En révélant une feuille de route de la transition, qui n’est pas encore acceptée par toutes les forces vives de la nation, le chef du gouvernement, Cheik Modibo Diarra, avait assuré de sa volonté de répondre favorablement à la demande «légitime», selon lui, des dirigeants de la sous régions. «Il est désormais possible de mettre ensemble les talents et les engagements au service du pays et de former un Gouvernement d’Union nationale. Nous sommes convenus le Président et moi d’engager les consultations avec toutes les parties concernées afin que toutes les énergies soient tendues vers le même idéal, celui de réconcilier le Mali avec sa grandeur faite de dignité et d’unité», avait-il expliqué dans un discours à la nation le 16 juillet.
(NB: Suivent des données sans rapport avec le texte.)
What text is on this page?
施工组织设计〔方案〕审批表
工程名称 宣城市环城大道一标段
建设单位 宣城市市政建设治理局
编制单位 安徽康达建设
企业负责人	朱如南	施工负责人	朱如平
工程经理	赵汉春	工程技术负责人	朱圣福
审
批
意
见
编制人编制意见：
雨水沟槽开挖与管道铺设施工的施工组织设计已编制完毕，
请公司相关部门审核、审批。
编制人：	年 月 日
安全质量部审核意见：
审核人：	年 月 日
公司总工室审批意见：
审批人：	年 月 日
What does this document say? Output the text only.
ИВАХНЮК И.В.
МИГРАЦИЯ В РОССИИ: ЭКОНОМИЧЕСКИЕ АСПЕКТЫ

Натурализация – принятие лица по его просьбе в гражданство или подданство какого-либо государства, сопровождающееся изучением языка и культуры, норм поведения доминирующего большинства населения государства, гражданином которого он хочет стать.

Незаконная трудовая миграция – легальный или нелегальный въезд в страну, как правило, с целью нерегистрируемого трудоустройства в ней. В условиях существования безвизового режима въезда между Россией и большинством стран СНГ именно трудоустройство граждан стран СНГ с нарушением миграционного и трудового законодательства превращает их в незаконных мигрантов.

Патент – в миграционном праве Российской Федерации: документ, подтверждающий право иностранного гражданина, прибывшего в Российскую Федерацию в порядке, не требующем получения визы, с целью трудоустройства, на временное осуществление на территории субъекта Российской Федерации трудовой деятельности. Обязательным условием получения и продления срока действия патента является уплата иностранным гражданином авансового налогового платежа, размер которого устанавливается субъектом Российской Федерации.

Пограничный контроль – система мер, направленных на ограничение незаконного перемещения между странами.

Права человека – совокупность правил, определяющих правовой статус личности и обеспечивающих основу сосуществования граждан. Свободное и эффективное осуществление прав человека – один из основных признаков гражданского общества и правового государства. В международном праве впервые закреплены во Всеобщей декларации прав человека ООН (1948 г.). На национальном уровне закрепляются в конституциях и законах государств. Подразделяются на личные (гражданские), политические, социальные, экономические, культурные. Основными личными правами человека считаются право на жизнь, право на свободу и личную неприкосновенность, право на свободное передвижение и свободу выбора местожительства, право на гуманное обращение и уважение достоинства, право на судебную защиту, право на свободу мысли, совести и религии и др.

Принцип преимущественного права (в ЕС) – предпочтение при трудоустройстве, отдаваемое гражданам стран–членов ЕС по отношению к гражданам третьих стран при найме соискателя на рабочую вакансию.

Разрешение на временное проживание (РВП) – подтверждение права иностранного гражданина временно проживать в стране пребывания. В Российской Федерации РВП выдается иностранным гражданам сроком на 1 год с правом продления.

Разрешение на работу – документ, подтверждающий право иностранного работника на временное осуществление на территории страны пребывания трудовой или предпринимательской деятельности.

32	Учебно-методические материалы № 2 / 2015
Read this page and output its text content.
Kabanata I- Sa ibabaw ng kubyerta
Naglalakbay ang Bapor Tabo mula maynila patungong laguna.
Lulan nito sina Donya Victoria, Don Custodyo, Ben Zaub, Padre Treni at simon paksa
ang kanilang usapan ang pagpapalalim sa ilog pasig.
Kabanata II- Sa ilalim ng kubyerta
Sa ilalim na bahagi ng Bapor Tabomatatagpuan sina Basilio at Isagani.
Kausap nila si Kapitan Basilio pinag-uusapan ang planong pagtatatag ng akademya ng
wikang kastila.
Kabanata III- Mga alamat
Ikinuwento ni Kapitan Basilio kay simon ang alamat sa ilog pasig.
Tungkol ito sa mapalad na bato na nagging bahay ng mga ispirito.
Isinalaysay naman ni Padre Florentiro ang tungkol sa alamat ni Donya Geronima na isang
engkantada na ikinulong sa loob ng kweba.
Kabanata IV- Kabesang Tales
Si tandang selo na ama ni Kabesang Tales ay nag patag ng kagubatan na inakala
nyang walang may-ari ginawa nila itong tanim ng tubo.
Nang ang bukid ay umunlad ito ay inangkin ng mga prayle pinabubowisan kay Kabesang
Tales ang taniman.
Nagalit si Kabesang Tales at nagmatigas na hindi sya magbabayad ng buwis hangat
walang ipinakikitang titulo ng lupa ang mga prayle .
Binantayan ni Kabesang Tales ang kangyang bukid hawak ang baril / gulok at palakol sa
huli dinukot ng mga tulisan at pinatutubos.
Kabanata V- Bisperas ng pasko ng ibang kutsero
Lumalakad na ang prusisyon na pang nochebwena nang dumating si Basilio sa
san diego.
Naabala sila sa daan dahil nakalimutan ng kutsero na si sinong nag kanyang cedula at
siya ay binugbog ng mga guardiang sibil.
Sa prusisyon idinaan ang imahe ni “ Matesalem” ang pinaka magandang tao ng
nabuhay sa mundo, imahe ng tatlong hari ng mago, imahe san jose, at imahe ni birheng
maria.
L’échéance du 31 juillet, elle, semble compromis. Si le «Gouvernement d’Union Nationale avant le 31 juillet 2012» reste l’une de leurs exigences, le Front uni pour la sauvegarde de la Démocratie et la République (FDR) et l’Alliance des Démocrates et Patriotes pour une Sortie de crise (ADPS) reconnaissent au seul président de la République la légitimité de conduire les consultations nécessaires à cet effet. Le Président de la Transition, le Pr. Dioncounda Traoré, est actuellement à Paris pour raison médical suite à son agression, le 21 mai par des manifestants hostiles à son maintien au pouvoir. En se rencontrant, à nouveau le 18 juillet 2012 au siège de la CNAS – Faso Hèrè, le FDR et l’APDS ont réaffirmé la pertinence des conclusions du sommet de Ouagadougou du 7 juillet, auquel ils ont pris part.

«Les deux regroupements demandent la mise en œuvre rapide des conclusions issues du (dit) Sommet», ont-ils consigné dans un communiqué, en droite ligne d’un mémorandum qu’ils avaient signé, le 22 juin 2012. «L’ADPS et le FDR demandent le retour du Président de la Transition dans les meilleurs délais afin qu’il assume pleinement son rôle dans la conduite de la Transition», poursuivent-ils. Quand est-ce que ce retour sera effectif ? C’est la grande inconnue de la vie politique malienne restée tendue depuis le coup d’Etat du 22 mars 2012.

Entre temps, l’actuel gouvernement «travaille d’arrache – pied à la reconquête des zones occupées dans le nord du pays», selon un communiqué du porte-parole rendu public ce 23 juillet. L’équipe du Dr. Modibo Diarra dit comprendre «l’impatience et les frustrations» de la population et déterminer à conduire sa mission «par des voies politiques, diplomatiques et militaires».